Stefan was shocked. He’d known that things were going wrong tonight; of course; that was why he’d left his tree and come to investigate the chaos he’d sensed around Elena. But Bonnie shouldn’t be regaining her witch powers with anything like the speed Damon had described.
“What do you mean ‘while she was sleepwalking?’ Where did she go?”
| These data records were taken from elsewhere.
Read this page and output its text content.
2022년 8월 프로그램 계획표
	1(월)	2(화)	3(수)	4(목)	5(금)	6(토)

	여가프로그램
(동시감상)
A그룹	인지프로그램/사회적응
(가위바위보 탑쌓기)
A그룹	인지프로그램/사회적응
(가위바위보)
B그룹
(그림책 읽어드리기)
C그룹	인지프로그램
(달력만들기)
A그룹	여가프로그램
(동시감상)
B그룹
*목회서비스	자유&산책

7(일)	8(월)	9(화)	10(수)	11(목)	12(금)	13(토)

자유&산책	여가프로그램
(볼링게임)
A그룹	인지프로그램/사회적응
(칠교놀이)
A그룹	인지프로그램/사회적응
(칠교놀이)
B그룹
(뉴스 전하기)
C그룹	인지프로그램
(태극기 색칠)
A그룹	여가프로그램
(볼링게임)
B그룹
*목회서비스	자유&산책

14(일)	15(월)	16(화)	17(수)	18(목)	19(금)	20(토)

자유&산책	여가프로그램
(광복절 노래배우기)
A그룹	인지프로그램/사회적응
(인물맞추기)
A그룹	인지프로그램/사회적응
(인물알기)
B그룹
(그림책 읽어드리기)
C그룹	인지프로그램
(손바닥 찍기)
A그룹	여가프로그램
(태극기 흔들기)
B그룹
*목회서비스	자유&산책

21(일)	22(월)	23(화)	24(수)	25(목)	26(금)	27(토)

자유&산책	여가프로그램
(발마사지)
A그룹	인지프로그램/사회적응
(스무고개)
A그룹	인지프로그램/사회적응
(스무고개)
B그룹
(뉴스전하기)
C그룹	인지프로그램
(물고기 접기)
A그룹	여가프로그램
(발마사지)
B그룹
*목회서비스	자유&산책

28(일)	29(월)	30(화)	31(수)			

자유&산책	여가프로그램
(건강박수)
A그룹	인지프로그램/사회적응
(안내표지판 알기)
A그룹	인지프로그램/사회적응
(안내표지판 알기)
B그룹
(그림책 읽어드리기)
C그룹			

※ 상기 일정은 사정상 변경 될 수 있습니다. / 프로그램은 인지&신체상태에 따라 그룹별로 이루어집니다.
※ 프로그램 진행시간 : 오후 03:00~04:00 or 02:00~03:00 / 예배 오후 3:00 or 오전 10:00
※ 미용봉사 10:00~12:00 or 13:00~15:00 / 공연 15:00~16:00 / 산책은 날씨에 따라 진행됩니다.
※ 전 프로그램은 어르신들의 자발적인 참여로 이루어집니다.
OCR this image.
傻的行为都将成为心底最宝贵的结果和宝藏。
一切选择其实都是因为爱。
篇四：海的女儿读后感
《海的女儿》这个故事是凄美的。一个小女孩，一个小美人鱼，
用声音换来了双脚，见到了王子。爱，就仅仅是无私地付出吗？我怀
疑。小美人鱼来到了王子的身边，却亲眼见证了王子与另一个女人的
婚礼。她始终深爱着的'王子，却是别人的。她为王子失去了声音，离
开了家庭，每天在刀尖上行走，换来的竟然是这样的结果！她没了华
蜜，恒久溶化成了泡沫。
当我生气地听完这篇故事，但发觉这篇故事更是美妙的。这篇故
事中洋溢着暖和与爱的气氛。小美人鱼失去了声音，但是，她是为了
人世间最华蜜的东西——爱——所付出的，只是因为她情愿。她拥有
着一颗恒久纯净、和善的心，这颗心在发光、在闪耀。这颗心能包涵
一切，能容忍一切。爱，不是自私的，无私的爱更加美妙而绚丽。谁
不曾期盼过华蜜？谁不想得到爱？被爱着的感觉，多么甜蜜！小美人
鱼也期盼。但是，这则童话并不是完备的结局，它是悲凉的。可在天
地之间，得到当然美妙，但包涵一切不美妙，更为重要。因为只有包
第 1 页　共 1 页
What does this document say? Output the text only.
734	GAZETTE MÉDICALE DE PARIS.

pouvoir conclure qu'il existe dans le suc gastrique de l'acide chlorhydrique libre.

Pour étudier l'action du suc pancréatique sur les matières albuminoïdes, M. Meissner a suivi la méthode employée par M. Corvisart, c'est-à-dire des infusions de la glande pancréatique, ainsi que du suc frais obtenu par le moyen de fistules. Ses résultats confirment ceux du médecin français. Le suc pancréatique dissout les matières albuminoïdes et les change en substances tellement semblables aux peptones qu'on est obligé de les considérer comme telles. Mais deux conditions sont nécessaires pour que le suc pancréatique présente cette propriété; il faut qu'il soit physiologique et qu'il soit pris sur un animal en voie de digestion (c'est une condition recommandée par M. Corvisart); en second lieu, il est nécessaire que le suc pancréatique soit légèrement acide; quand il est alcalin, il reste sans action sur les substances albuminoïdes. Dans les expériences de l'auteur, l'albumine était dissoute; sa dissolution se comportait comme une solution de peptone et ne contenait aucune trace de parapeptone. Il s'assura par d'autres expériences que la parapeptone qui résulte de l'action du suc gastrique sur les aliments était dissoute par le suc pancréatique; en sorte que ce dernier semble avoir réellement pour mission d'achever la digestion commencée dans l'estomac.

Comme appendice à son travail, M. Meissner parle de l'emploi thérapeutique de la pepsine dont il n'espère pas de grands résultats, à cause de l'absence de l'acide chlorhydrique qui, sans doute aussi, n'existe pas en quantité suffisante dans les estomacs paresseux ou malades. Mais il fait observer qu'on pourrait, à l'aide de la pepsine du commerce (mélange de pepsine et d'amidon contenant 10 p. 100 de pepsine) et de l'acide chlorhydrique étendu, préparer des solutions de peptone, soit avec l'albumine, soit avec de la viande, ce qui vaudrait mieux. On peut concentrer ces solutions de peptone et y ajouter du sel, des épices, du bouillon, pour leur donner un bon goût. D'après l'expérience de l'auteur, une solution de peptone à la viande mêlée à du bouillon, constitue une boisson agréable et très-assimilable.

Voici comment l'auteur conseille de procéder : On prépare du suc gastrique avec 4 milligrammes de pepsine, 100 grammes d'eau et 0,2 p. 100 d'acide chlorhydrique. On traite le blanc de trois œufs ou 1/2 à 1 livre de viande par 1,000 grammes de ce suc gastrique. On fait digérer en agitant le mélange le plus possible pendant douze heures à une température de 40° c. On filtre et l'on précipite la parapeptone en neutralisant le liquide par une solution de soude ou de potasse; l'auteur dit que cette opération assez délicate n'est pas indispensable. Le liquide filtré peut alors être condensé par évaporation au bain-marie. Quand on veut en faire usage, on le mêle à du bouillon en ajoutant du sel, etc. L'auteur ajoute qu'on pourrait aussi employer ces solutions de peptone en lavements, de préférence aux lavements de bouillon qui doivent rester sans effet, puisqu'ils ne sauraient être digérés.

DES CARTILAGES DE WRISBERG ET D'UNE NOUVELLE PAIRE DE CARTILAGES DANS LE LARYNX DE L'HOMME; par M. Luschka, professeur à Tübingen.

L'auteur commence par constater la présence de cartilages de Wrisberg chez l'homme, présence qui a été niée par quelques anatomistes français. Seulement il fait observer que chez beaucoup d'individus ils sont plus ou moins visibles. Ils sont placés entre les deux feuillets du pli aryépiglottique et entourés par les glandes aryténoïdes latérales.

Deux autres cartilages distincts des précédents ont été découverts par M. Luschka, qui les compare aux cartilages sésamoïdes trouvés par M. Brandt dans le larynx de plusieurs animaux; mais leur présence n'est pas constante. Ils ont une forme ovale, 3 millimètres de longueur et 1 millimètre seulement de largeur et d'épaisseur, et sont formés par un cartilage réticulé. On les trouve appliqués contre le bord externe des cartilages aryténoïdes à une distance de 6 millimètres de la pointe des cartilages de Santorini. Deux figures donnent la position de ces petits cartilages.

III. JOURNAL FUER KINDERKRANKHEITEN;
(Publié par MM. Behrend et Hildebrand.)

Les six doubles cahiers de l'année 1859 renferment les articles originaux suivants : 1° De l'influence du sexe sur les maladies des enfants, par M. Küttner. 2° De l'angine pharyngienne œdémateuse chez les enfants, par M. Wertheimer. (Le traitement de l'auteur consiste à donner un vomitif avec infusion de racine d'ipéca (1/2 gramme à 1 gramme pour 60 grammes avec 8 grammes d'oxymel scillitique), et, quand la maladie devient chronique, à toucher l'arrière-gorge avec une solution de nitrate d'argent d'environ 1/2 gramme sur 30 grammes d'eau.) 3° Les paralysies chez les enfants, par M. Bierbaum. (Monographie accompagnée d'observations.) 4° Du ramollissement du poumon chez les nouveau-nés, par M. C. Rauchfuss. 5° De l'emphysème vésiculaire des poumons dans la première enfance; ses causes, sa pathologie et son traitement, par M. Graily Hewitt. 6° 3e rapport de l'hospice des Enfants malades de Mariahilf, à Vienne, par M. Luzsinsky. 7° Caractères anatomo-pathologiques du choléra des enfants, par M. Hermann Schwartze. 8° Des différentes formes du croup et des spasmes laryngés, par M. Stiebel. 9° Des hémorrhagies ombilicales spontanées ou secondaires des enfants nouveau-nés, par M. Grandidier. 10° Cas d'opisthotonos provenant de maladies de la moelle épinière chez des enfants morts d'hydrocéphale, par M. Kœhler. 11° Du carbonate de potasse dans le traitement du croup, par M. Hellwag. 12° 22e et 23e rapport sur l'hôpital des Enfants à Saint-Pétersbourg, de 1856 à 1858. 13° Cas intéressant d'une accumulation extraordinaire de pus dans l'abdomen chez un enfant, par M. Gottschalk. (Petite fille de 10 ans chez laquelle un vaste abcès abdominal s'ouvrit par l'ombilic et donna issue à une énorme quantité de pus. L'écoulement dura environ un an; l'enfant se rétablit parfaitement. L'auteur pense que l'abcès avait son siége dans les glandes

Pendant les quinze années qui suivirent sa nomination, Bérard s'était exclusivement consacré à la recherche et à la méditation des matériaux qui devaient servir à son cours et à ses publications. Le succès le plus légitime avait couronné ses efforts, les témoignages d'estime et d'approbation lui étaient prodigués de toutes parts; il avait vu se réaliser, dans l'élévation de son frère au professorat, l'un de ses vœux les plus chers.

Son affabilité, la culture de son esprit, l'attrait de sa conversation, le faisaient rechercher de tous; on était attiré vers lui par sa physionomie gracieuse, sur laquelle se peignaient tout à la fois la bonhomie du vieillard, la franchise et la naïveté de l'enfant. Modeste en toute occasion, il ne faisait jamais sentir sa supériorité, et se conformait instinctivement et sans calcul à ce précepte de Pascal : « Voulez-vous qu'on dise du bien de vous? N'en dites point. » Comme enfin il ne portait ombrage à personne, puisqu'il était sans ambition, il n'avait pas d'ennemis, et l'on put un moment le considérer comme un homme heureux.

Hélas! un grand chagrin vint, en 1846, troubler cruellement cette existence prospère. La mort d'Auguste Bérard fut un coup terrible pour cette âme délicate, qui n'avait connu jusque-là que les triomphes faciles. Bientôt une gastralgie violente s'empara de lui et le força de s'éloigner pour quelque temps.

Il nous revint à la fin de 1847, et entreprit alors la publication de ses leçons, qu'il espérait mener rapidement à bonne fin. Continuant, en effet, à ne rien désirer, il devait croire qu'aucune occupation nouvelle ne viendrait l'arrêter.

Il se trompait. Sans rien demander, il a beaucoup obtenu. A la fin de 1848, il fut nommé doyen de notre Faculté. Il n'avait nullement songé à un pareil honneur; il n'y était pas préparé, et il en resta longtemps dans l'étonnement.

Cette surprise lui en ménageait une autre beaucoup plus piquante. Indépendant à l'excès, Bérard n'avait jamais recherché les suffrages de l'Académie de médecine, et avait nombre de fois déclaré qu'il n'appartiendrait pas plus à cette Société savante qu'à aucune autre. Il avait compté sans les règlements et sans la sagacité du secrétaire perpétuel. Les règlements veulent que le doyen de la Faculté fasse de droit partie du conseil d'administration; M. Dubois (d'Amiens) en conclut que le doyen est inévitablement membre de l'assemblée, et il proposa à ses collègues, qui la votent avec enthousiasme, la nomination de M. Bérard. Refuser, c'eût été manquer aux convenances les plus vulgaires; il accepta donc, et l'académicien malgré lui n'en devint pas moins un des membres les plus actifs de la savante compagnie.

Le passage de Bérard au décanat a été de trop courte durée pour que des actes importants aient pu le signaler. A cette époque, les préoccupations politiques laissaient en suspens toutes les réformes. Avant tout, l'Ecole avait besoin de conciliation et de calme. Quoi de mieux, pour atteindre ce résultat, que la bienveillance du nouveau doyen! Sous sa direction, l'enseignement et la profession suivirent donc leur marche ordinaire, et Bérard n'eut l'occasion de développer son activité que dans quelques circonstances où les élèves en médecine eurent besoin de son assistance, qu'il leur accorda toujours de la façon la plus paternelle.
“To her morning class, I believe—and I said, never mind about that. Elena’s even worse than Bonnie. She more or less called me out on not being human before we went to bed. I didn’t have enough Power to Influence her—and before you ask why, it’s because I couldn’t leave her to feed, right?—until I burned life energy and even then what did she do? She apparently had an inspired dream—in somnis veritas—in which she decided that I somehow made her missing blood disappear.”
“But you didn’t!”
“Which was just as well, because Bonnie was able to sense the truth about that, too. Meanwhile, Meredith is going crazy for lack of kata to do—”
“Of who?”
“Her aikido and judo exercises—although I think for judo you need another person to practice with. Plus, probably half a dozen other martial arts forms that I don’t know the names of. Anyway, she’s going loony trying to make sense of the other loons. And Matt can’t remember a single reason to actually trust me, which puts him more than a millimeter on the wrong side of sanity. He’s started just making random remarks about crazy things.”
Stefan didn’t ask about Caroline. Caroline knew the truth about herself, in any case. Caroline would look after Caroline.
“And why is this all happening?” Damon continued relentlessly. “Because you didn’t give them enough of a reality to believe in. You took away their identities, but you didn’t give them anything new to identify with. Also possibly because you relied on a neuro-virus rather than doing all the work by hand.”
“I didn’t have time—” Stefan began, but then he stopped and shook his head. “I couldn’t stand to make time,” he said slowly. “I didn’t want to see them—watch their eyes—while I was taking their memories away.”
“Well, they all have their eyes shut now,” Damon said, with a grim shadow of his most glorious smile. “And you and I are going to finish what you started. But first, since you’ve been holding them all frozen for this long, you’re going to go out and find yourself a nice girl and settle down for about a quarter of an hour.”
It took Stefan several seconds to interpret this. By the time he was finished he was barely even angry anymore. Exasperated, however: yes.